Education Flunks The Military Exam

  • by:
  • 08/20/2022

The Armed Services Vocational Aptitude Battery (ASVAB) is a three-hour test of basic skills, used to determine eligibility for joining the military.  The most commonly used version is the CAT-ASVAB, administered via a computer terminal that has been “modified so that only the keys needed to answer the test questions are labeled,” as explained at the Military.com website.  It’s a “Computer Adaptive Test,” which means your answers to the initial questions influence the difficulty of those which follow.

The maximum possible composite score is 99, but the minimum scores necessary for recruitment range from only 31 for the Army or Marines, to 45 for the Coast Guard.  And yet, an astonishing new report released by The Education Trust shows that one in four high-school graduates fail to achieve a score above 30.

As the Associated Press notes, this dismal performance lines up with other standardized test results.  For example, a 2009 National Assessment of Education Progress discovered 26% of high school seniors performed below the “basic” reading level.

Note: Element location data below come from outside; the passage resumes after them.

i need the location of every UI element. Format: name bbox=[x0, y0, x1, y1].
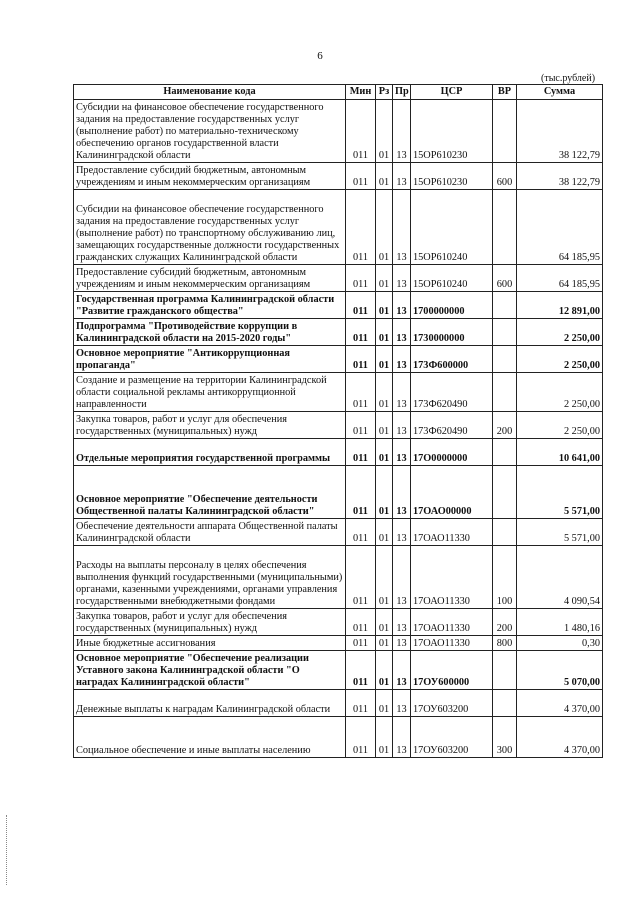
cell-name: Субсидии на финансовое обеспечение государственного задания на предоставление государственных услуг (выполнение работ) по транспортному обслуживанию лиц, замещающих государственные должности государственных гражданских служащих Калининградской области bbox=[74, 190, 346, 265]
header-vr: ВР bbox=[493, 85, 517, 100]
cell-pr: 13 bbox=[393, 519, 411, 546]
cell-min: 011 bbox=[346, 690, 376, 717]
cell-sum: 2 250,00 bbox=[517, 412, 603, 439]
header-name: Наименование кода bbox=[74, 85, 346, 100]
cell-name: Государственная программа Калининградской области "Развитие гражданского общества" bbox=[74, 292, 346, 319]
cell-name: Отдельные мероприятия государственной программы bbox=[74, 439, 346, 466]
cell-sum: 10 641,00 bbox=[517, 439, 603, 466]
cell-pr: 13 bbox=[393, 319, 411, 346]
header-csr: ЦСР bbox=[411, 85, 493, 100]
cell-vr: 100 bbox=[493, 546, 517, 609]
cell-vr bbox=[493, 519, 517, 546]
cell-pr: 13 bbox=[393, 346, 411, 373]
cell-sum: 2 250,00 bbox=[517, 373, 603, 412]
cell-vr bbox=[493, 346, 517, 373]
cell-vr: 300 bbox=[493, 717, 517, 758]
cell-pr: 13 bbox=[393, 292, 411, 319]
cell-rz: 01 bbox=[376, 546, 393, 609]
cell-min: 011 bbox=[346, 412, 376, 439]
cell-vr bbox=[493, 439, 517, 466]
cell-sum: 38 122,79 bbox=[517, 100, 603, 163]
header-sum: Сумма bbox=[517, 85, 603, 100]
table-row bbox=[74, 412, 603, 439]
cell-rz: 01 bbox=[376, 690, 393, 717]
header-rz: Рз bbox=[376, 85, 393, 100]
cell-csr: 173Ф620490 bbox=[411, 412, 493, 439]
cell-pr: 13 bbox=[393, 546, 411, 609]
cell-name: Расходы на выплаты персоналу в целях обеспечения выполнения функций государственными (муниципальными) органами, казенными учреждениями, органами управления государственными внебюджетными фондами bbox=[74, 546, 346, 609]
cell-name: Основное мероприятие "Обеспечение деятельности Общественной палаты Калининградской области" bbox=[74, 466, 346, 519]
cell-sum: 64 185,95 bbox=[517, 190, 603, 265]
cell-name: Закупка товаров, работ и услуг для обеспечения государственных (муниципальных) нужд bbox=[74, 609, 346, 636]
cell-name: Субсидии на финансовое обеспечение государственного задания на предоставление государственных услуг (выполнение работ) по материально-техническому обеспечению органов государственной власти Калининградской области bbox=[74, 100, 346, 163]
cell-vr bbox=[493, 651, 517, 690]
cell-csr: 17ОАО11330 bbox=[411, 636, 493, 651]
cell-csr: 173Ф620490 bbox=[411, 373, 493, 412]
page-number: 6 bbox=[317, 50, 323, 62]
cell-name: Предоставление субсидий бюджетным, автономным учреждениям и иным некоммерческим организациям bbox=[74, 163, 346, 190]
cell-sum: 4 090,54 bbox=[517, 546, 603, 609]
cell-min: 011 bbox=[346, 265, 376, 292]
cell-sum: 1 480,16 bbox=[517, 609, 603, 636]
units-label: (тыс.рублей) bbox=[541, 73, 596, 84]
cell-min: 011 bbox=[346, 717, 376, 758]
cell-rz: 01 bbox=[376, 519, 393, 546]
table-row bbox=[74, 319, 603, 346]
cell-sum: 5 571,00 bbox=[517, 466, 603, 519]
cell-rz: 01 bbox=[376, 319, 393, 346]
cell-min: 011 bbox=[346, 636, 376, 651]
cell-rz: 01 bbox=[376, 651, 393, 690]
table-row bbox=[74, 609, 603, 636]
cell-pr: 13 bbox=[393, 412, 411, 439]
cell-rz: 01 bbox=[376, 346, 393, 373]
cell-vr: 600 bbox=[493, 265, 517, 292]
cell-rz: 01 bbox=[376, 292, 393, 319]
cell-sum: 5 070,00 bbox=[517, 651, 603, 690]
cell-csr: 15ОР610240 bbox=[411, 265, 493, 292]
cell-min: 011 bbox=[346, 439, 376, 466]
cell-rz: 01 bbox=[376, 100, 393, 163]
cell-pr: 13 bbox=[393, 100, 411, 163]
cell-min: 011 bbox=[346, 319, 376, 346]
cell-name: Основное мероприятие "Антикоррупционная пропаганда" bbox=[74, 346, 346, 373]
cell-csr: 17ОУ600000 bbox=[411, 651, 493, 690]
cell-name: Обеспечение деятельности аппарата Общественной палаты Калининградской области bbox=[74, 519, 346, 546]
table-body bbox=[74, 100, 603, 758]
cell-name: Основное мероприятие "Обеспечение реализации Уставного закона Калининградской области "О наградах Калининградской области" bbox=[74, 651, 346, 690]
cell-sum: 5 571,00 bbox=[517, 519, 603, 546]
cell-pr: 13 bbox=[393, 265, 411, 292]
table-header-row bbox=[74, 85, 603, 100]
cell-csr: 17ОАО11330 bbox=[411, 546, 493, 609]
cell-min: 011 bbox=[346, 519, 376, 546]
cell-rz: 01 bbox=[376, 609, 393, 636]
cell-min: 011 bbox=[346, 292, 376, 319]
cell-vr bbox=[493, 466, 517, 519]
cell-rz: 01 bbox=[376, 190, 393, 265]
table-row bbox=[74, 346, 603, 373]
cell-name: Создание и размещение на территории Калининградской области социальной рекламы антикоррупционной направленности bbox=[74, 373, 346, 412]
table-row bbox=[74, 439, 603, 466]
cell-csr: 17ОУ603200 bbox=[411, 717, 493, 758]
cell-vr: 800 bbox=[493, 636, 517, 651]
cell-rz: 01 bbox=[376, 373, 393, 412]
table-row bbox=[74, 466, 603, 519]
cell-min: 011 bbox=[346, 190, 376, 265]
margin-marks bbox=[6, 815, 9, 885]
cell-pr: 13 bbox=[393, 373, 411, 412]
cell-vr bbox=[493, 319, 517, 346]
table-row bbox=[74, 373, 603, 412]
cell-min: 011 bbox=[346, 651, 376, 690]
cell-rz: 01 bbox=[376, 163, 393, 190]
cell-vr: 200 bbox=[493, 412, 517, 439]
cell-vr bbox=[493, 690, 517, 717]
cell-name: Предоставление субсидий бюджетным, автономным учреждениям и иным некоммерческим организациям bbox=[74, 265, 346, 292]
cell-csr: 17ОАО00000 bbox=[411, 466, 493, 519]
cell-min: 011 bbox=[346, 163, 376, 190]
cell-min: 011 bbox=[346, 546, 376, 609]
table-row bbox=[74, 519, 603, 546]
table-row bbox=[74, 163, 603, 190]
cell-vr bbox=[493, 292, 517, 319]
cell-csr: 1700000000 bbox=[411, 292, 493, 319]
cell-vr bbox=[493, 190, 517, 265]
cell-pr: 13 bbox=[393, 717, 411, 758]
table-row bbox=[74, 100, 603, 163]
table-row bbox=[74, 690, 603, 717]
cell-pr: 13 bbox=[393, 163, 411, 190]
cell-rz: 01 bbox=[376, 636, 393, 651]
header-min: Мин bbox=[346, 85, 376, 100]
table-row bbox=[74, 717, 603, 758]
cell-csr: 1730000000 bbox=[411, 319, 493, 346]
table-row bbox=[74, 190, 603, 265]
cell-min: 011 bbox=[346, 466, 376, 519]
cell-csr: 17ОАО11330 bbox=[411, 609, 493, 636]
cell-pr: 13 bbox=[393, 439, 411, 466]
cell-sum: 4 370,00 bbox=[517, 690, 603, 717]
cell-vr bbox=[493, 373, 517, 412]
table-row bbox=[74, 265, 603, 292]
table-row bbox=[74, 292, 603, 319]
cell-name: Социальное обеспечение и иные выплаты населению bbox=[74, 717, 346, 758]
table-row bbox=[74, 651, 603, 690]
table-row bbox=[74, 636, 603, 651]
table-row bbox=[74, 546, 603, 609]
cell-csr: 17ОАО11330 bbox=[411, 519, 493, 546]
cell-sum: 0,30 bbox=[517, 636, 603, 651]
cell-sum: 38 122,79 bbox=[517, 163, 603, 190]
cell-name: Денежные выплаты к наградам Калининградской области bbox=[74, 690, 346, 717]
cell-pr: 13 bbox=[393, 690, 411, 717]
cell-min: 011 bbox=[346, 100, 376, 163]
cell-pr: 13 bbox=[393, 636, 411, 651]
budget-table bbox=[73, 84, 603, 758]
cell-sum: 64 185,95 bbox=[517, 265, 603, 292]
cell-vr bbox=[493, 100, 517, 163]
cell-pr: 13 bbox=[393, 190, 411, 265]
cell-rz: 01 bbox=[376, 717, 393, 758]
cell-csr: 17О0000000 bbox=[411, 439, 493, 466]
cell-vr: 600 bbox=[493, 163, 517, 190]
cell-pr: 13 bbox=[393, 609, 411, 636]
cell-csr: 15ОР610240 bbox=[411, 190, 493, 265]
cell-name: Подпрограмма "Противодействие коррупции в Калининградской области на 2015-2020 годы" bbox=[74, 319, 346, 346]
cell-csr: 15ОР610230 bbox=[411, 100, 493, 163]
cell-sum: 2 250,00 bbox=[517, 346, 603, 373]
cell-rz: 01 bbox=[376, 466, 393, 519]
cell-name: Иные бюджетные ассигнования bbox=[74, 636, 346, 651]
cell-name: Закупка товаров, работ и услуг для обеспечения государственных (муниципальных) нужд bbox=[74, 412, 346, 439]
cell-csr: 15ОР610230 bbox=[411, 163, 493, 190]
cell-min: 011 bbox=[346, 346, 376, 373]
cell-sum: 4 370,00 bbox=[517, 717, 603, 758]
cell-pr: 13 bbox=[393, 651, 411, 690]
cell-csr: 173Ф600000 bbox=[411, 346, 493, 373]
cell-sum: 12 891,00 bbox=[517, 292, 603, 319]
cell-min: 011 bbox=[346, 609, 376, 636]
cell-sum: 2 250,00 bbox=[517, 319, 603, 346]
cell-csr: 17ОУ603200 bbox=[411, 690, 493, 717]
cell-pr: 13 bbox=[393, 466, 411, 519]
header-pr: Пр bbox=[393, 85, 411, 100]
cell-rz: 01 bbox=[376, 265, 393, 292]
cell-min: 011 bbox=[346, 373, 376, 412]
cell-rz: 01 bbox=[376, 412, 393, 439]
cell-rz: 01 bbox=[376, 439, 393, 466]
cell-vr: 200 bbox=[493, 609, 517, 636]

This is just the latest embarrassment for our high-priced, incompetent educational system.  Insulated from consequence, and focused on politics and ideology over the demands of education, its endless excuses and demands for money collapse before a hard-nosed military establishment that considers basic fitness to be a binary question.  We’re not looking at a report that says one in four children can’t pass that basic exam.  It says one in four high school graduates lack the essential skills to succeed in a technological society.  “Graduation” means they have been pronounced them acceptable products of the educational system. 

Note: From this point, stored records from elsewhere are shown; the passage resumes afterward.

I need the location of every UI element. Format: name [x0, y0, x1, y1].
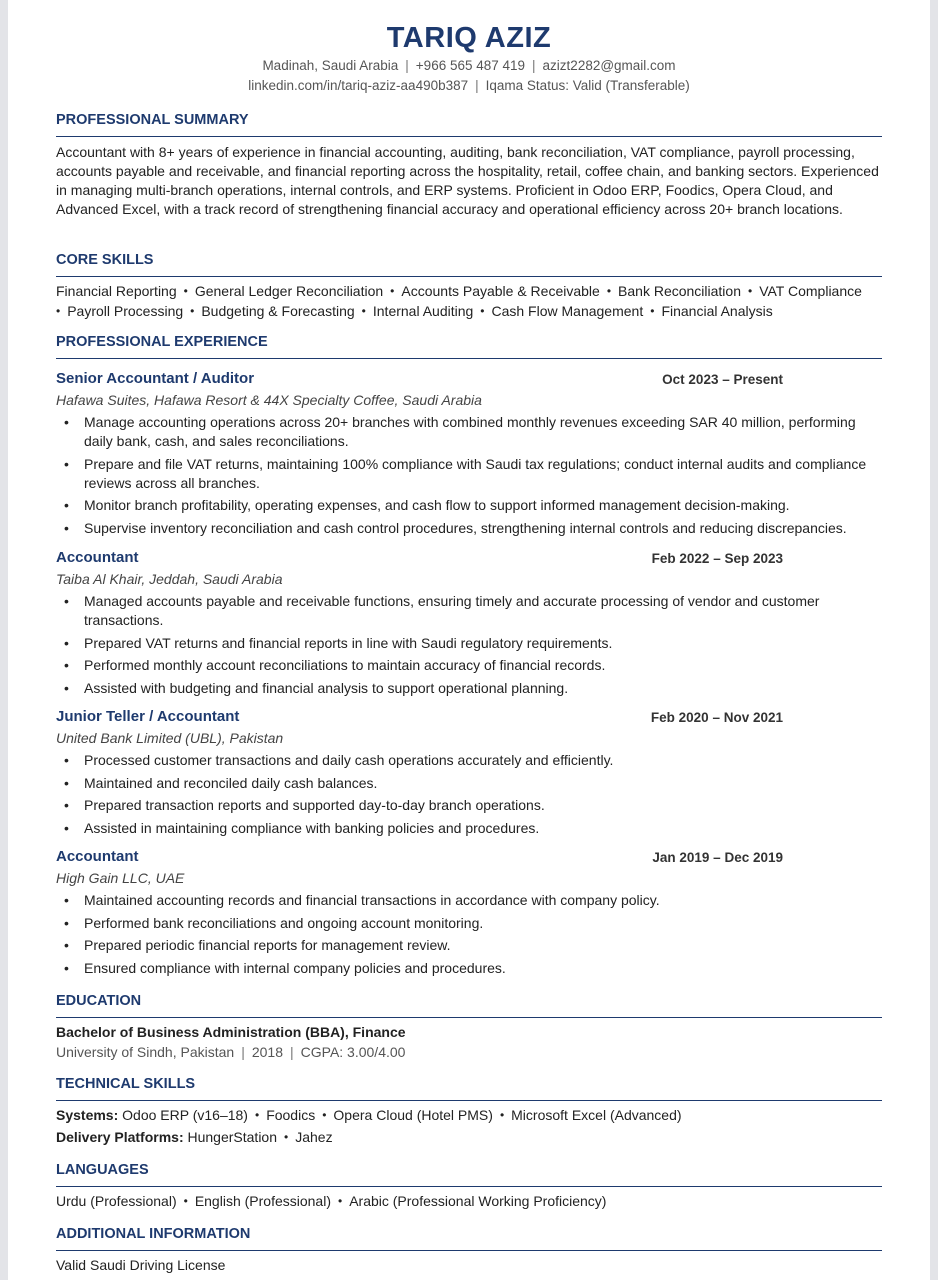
bullet-separator: •: [337, 1194, 343, 1208]
job-company: United Bank Limited (UBL), Pakistan: [56, 730, 284, 746]
list-item: • Supervise inventory reconciliation and cash control procedures, strengthening internal controls and reducing discrepancies.: [56, 519, 882, 538]
job-title: Senior Accountant / Auditor: [56, 370, 255, 387]
bullet-separator: •: [322, 1108, 327, 1122]
technical-systems: [56, 1106, 882, 1126]
list-item: • Maintained and reconciled daily cash balances.: [56, 774, 882, 793]
resume-page: [8, 0, 930, 1280]
delivery-item: Jahez: [295, 1129, 333, 1145]
bullet-separator: •: [748, 284, 753, 298]
bullet-separator: •: [183, 1194, 188, 1208]
list-item: • Manage accounting operations across 20+ branches with combined monthly revenues exceeding SAR 40 million, performing daily bank, cash, and sales reconciliations.: [56, 413, 882, 451]
education-details: [56, 1043, 882, 1062]
job-company: Taiba Al Khair, Jeddah, Saudi Arabia: [56, 571, 283, 587]
additional-text: Valid Saudi Driving License: [56, 1257, 226, 1273]
job-company: High Gain LLC, UAE: [56, 870, 185, 886]
bullet-separator: •: [284, 1130, 289, 1144]
section-title-technical-skills: TECHNICAL SKILLS: [56, 1075, 882, 1101]
section-title-languages: LANGUAGES: [56, 1161, 882, 1187]
job-dates: Jan 2019 – Dec 2019: [652, 850, 783, 865]
bullet-separator: •: [606, 284, 612, 298]
system-item: Odoo ERP (v16–18): [122, 1107, 248, 1123]
skill-item: Bank Reconciliation: [618, 283, 741, 299]
job-bullets: [56, 891, 882, 981]
bullet-separator: •: [499, 1108, 505, 1122]
technical-delivery: [56, 1128, 882, 1148]
resume-header: [8, 20, 930, 96]
system-item: Foodics: [266, 1107, 316, 1123]
language-item: English (Professional): [194, 1193, 331, 1209]
location: Madinah, Saudi Arabia: [262, 58, 399, 73]
list-item: • Performed bank reconciliations and ongoing account monitoring.: [56, 914, 882, 933]
list-item: • Ensured compliance with internal company policies and procedures.: [56, 959, 882, 978]
list-item: • Prepared periodic financial reports for management review.: [56, 936, 882, 955]
bullet-separator: •: [254, 1108, 260, 1122]
bullet-separator: •: [650, 304, 655, 318]
list-item: • Prepared transaction reports and supported day-to-day branch operations.: [56, 796, 882, 815]
language-item: Urdu (Professional): [56, 1193, 177, 1209]
section-title-education: EDUCATION: [56, 992, 882, 1018]
list-item: • Performed monthly account reconciliations to maintain accuracy of financial records.: [56, 656, 882, 675]
section-title-summary: PROFESSIONAL SUMMARY: [56, 111, 882, 137]
education-year: 2018: [251, 1044, 283, 1060]
linkedin-link[interactable]: linkedin.com/in/tariq-aziz-aa490b387: [248, 78, 469, 93]
list-item: • Managed accounts payable and receivable functions, ensuring timely and accurate processing of vendor and customer transactions.: [56, 592, 882, 630]
job-dates: Feb 2022 – Sep 2023: [651, 551, 783, 566]
section-title-experience: PROFESSIONAL EXPERIENCE: [56, 333, 882, 359]
education-school: University of Sindh, Pakistan: [56, 1044, 235, 1060]
contact-line-1: [8, 56, 930, 76]
job-bullets: [56, 751, 882, 841]
education-cgpa: CGPA: 3.00/4.00: [300, 1044, 406, 1060]
phone: +966 565 487 419: [415, 58, 526, 73]
list-item: • Processed customer transactions and daily cash operations accurately and efficiently.: [56, 751, 882, 770]
summary-text: Accountant with 8+ years of experience in financial accounting, auditing, bank reconciliation, VAT compliance, payroll processing, accounts payable and receivable, and financial reporting across the hospitality, retail, coffee chain, and banking sectors. Experienced in managing multi-branch operations, internal controls, and ERP systems. Proficient in Odoo ERP, Foodics, Opera Cloud, and Advanced Excel, with a track record of strengthening financial accuracy and operational efficiency across 20+ branch locations.: [56, 144, 879, 217]
delivery-label: Delivery Platforms:: [56, 1129, 184, 1145]
system-item: Microsoft Excel (Advanced): [511, 1107, 682, 1123]
list-item: • Maintained accounting records and financial transactions in accordance with company policy.: [56, 891, 882, 910]
language-item: Arabic (Professional Working Proficiency): [349, 1193, 607, 1209]
education-degree: Bachelor of Business Administration (BBA), Finance: [56, 1024, 406, 1040]
job-title: Accountant: [56, 848, 139, 865]
skill-item: Internal Auditing: [372, 303, 474, 319]
skill-item: Financial Analysis: [661, 303, 773, 319]
bullet-separator: •: [190, 304, 195, 318]
skill-item: Financial Reporting: [56, 283, 177, 299]
separator: |: [241, 1044, 245, 1060]
list-item: • Monitor branch profitability, operating expenses, and cash flow to support informed management decision-making.: [56, 496, 882, 515]
contact-line-2: [8, 76, 930, 96]
separator: |: [475, 78, 479, 93]
job-bullets: [56, 413, 882, 541]
skill-item: Accounts Payable & Receivable: [401, 283, 600, 299]
languages-list: [56, 1192, 882, 1212]
skill-item: Budgeting & Forecasting: [201, 303, 355, 319]
candidate-name: TARIQ AZIZ: [386, 22, 552, 54]
bullet-separator: •: [390, 284, 395, 298]
separator: |: [532, 58, 536, 73]
skill-item: VAT Compliance: [759, 283, 862, 299]
list-item: • Assisted in maintaining compliance with banking policies and procedures.: [56, 819, 882, 838]
bullet-separator: •: [361, 304, 366, 318]
bullet-separator: •: [56, 304, 61, 318]
job-dates: Feb 2020 – Nov 2021: [650, 710, 783, 725]
job-title: Junior Teller / Accountant: [56, 708, 240, 725]
email-link[interactable]: azizt2282@gmail.com: [542, 58, 676, 73]
skill-item: Cash Flow Management: [491, 303, 644, 319]
iqama-status: Iqama Status: Valid (Transferable): [485, 78, 690, 93]
delivery-item: HungerStation: [187, 1129, 278, 1145]
separator: |: [405, 58, 409, 73]
separator: |: [290, 1044, 294, 1060]
systems-label: Systems:: [56, 1107, 119, 1123]
section-title-additional: ADDITIONAL INFORMATION: [56, 1225, 882, 1251]
system-item: Opera Cloud (Hotel PMS): [333, 1107, 493, 1123]
bullet-separator: •: [480, 304, 485, 318]
section-title-core-skills: CORE SKILLS: [56, 251, 882, 277]
list-item: • Prepare and file VAT returns, maintaining 100% compliance with Saudi tax regulations; conduct internal audits and compliance reviews across all branches.: [56, 455, 882, 493]
skill-item: General Ledger Reconciliation: [194, 283, 384, 299]
bullet-separator: •: [183, 284, 188, 298]
skill-item: Payroll Processing: [67, 303, 184, 319]
core-skills-list: [56, 282, 882, 322]
list-item: • Prepared VAT returns and financial reports in line with Saudi regulatory requirements.: [56, 634, 882, 653]
job-title: Accountant: [56, 549, 139, 566]
job-bullets: [56, 592, 882, 701]
job-dates: Oct 2023 – Present: [662, 372, 783, 387]
job-company: Hafawa Suites, Hafawa Resort & 44X Specialty Coffee, Saudi Arabia: [56, 392, 482, 408]
list-item: • Assisted with budgeting and financial analysis to support operational planning.: [56, 679, 882, 698]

You hear a lot of noise about the “superior quality” of union products.  The military has pronounced a quarter of the teacher’s union output to be defective.  These kids are carrying diplomas, but they can’t handle simple questions about math, science, and reading.

The ASVAB may be the first time these “graduates” encountered an organization unwilling to compromise its standards to avoid hurting their feelings, or making itself look bad.  One interesting fact about the ASVAB is that it is only administered in English, for perfectly logical reasons.  This could be trouble for the “beneficiaries” of bilingual education, who would have been much better off with total immersion in our common language.  The military is keenly interested in people with multiple language skills, but English is the one you’ve got to have.

The Pentagon is understandably worried about maintaining readiness when so many potential recruits are disqualified by worthless high-school diplomas.  Our current educational system has been given decades of rising budgets to turn in a diminishing performance.  Even the phenomenal educational potential of the Internet has not been enough to reverse their decline.  We can put the collected wisdom of the human race on every desktop, but a quarter of our graduates can’t meet the modest, yet inflexible, minimum standards of the Armed Forces. 

Both the practice of democracy and its defense are tasks for an educated population.  If we can’t see our way clear to introducing competition and accountability to education by privatizing it, maybe we should consider letting the military run the schools.